Jeff Sessions used political funds for RNC expenses

Jeff Sessions used political funds for RNC expenses


U.S. Senator Jeff Sessions who was appointed as Attorney General in early February used political funds from his re-election account to pay for campaign expenses at the RNC, where he met with Russian Ambassador Sergei Kislyak.

But Sessions said that he have never met with any Russian officials to discuss issues of the campaign.

Jef Session was specifically questioned by Sen.  Al Franken, D-Minnesota, during his confirmation hearing about the supposed ties between Trump's campaign and Russia.

Franken added, what he will do if there is any proof that anyone affiliated with the Trump campaign communicated with the Russian government in the course of this campaign. 

 I'm not aware of any of those activities, said Sessions, he sad that he not have communication with Russia and not unable to answer this question.

Sessions did have contact with Russia on multiple occasions, but his spokeswomen, Sarah Isgur Flores, rejected those interactions.

There was absolutely nothing misleading about his answer. Last year, the senator had over 25 conversations with foreign ambassadors as a senior member of the Armed Services Committee.

Representatives for the White House and Sessions have defended his failure to reveal his contacts with the Russian ambassador by disputed that the exchanges occurred in his capacity as a U.S. senator, rather than as a campaign official.

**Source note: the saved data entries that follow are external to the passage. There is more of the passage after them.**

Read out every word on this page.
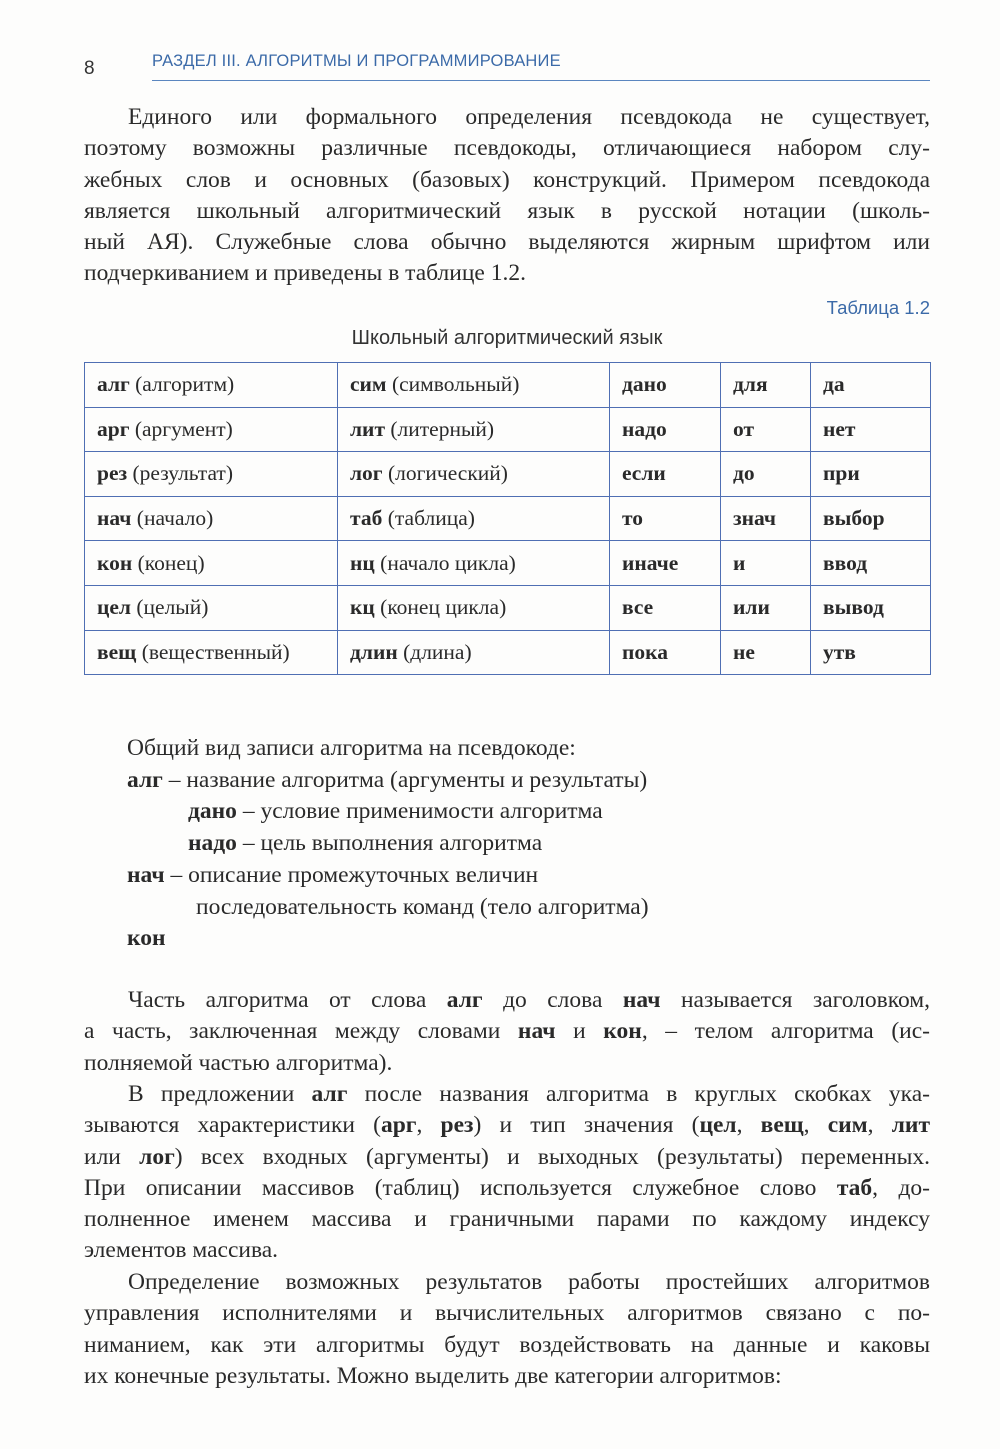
8	РАЗДЕЛ III. АЛГОРИТМЫ И ПРОГРАММИРОВАНИЕ
Единого или формального определения псевдокода не существует,
поэтому возможны различные псевдокоды, отличающиеся набором слу-
жебных слов и основных (базовых) конструкций. Примером псевдокода
является школьный алгоритмический язык в русской нотации (школь-
ный АЯ). Служебные слова обычно выделяются жирным шрифтом или
подчеркиванием и приведены в таблице 1.2.
Таблица 1.2
Школьный алгоритмический язык
алг (алгоритм)	сим (символьный)	дано	для	да
арг (аргумент)	лит (литерный)	надо	от	нет
рез (результат)	лог (логический)	если	до	при
нач (начало)	таб (таблица)	то	знач	выбор
кон (конец)	нц (начало цикла)	иначе	и	ввод
цел (целый)	кц (конец цикла)	все	или	вывод
вещ (вещественный)	длин (длина)	пока	не	утв
Общий вид записи алгоритма на псевдокоде:
алг – название алгоритма (аргументы и результаты)
дано – условие применимости алгоритма
надо – цель выполнения алгоритма
нач – описание промежуточных величин
последовательность команд (тело алгоритма)
кон
Часть алгоритма от слова алг до слова нач называется заголовком,
а часть, заключенная между словами нач и кон, – телом алгоритма (ис-
полняемой частью алгоритма).
В предложении алг после названия алгоритма в круглых скобках ука-
зываются характеристики (арг, рез) и тип значения (цел, вещ, сим, лит
или лог) всех входных (аргументы) и выходных (результаты) переменных.
При описании массивов (таблиц) используется служебное слово таб, до-
полненное именем массива и граничными парами по каждому индексу
элементов массива.
Определение возможных результатов работы простейших алгоритмов
управления исполнителями и вычислительных алгоритмов связано с по-
ниманием, как эти алгоритмы будут воздействовать на данные и каковы
их конечные результаты. Можно выделить две категории алгоритмов:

Sessions recused himself from any existing or future explore related to any campaigns for president.

On Thursday, Sessions he told at a press conference that he had talked with Russian ambassador Sergey Kislyak on two occasions, one was at a diplomacy conference in Cleveland, which he attended while at the GOP settlement last July.

Sessions reported two payments which he makes one of $1,395 to the Sheraton Cleveland Airport. The campaign also paid $223 to the Westin Hotel in Cleveland.

What sad about this Sergey Kisliak is more interesting, It was, Mr. McFaul recalled, and, extraordinary dinner, including five courses of Russian  cuisine for 50 seated guests who shared one main characteristic: They were government officials intimately involved in formulating Russia policy for the Obama administration, including senior figures from the Defense and State Departments.


Mr. Simes introduced Mr. Kislyak to Mr. Trump in a taking line last April at a foreign policy speech hosted at the Mayflower Hotel in Washington. Mr. Kislyak was one of four ambassadors which sat in the front row for Mr. Trump’s speech at the request of the center. Mr. Simes noted that Mr. Sessions, then a senator from Alabama, did not notice whether he and the ambassador spoke at that time.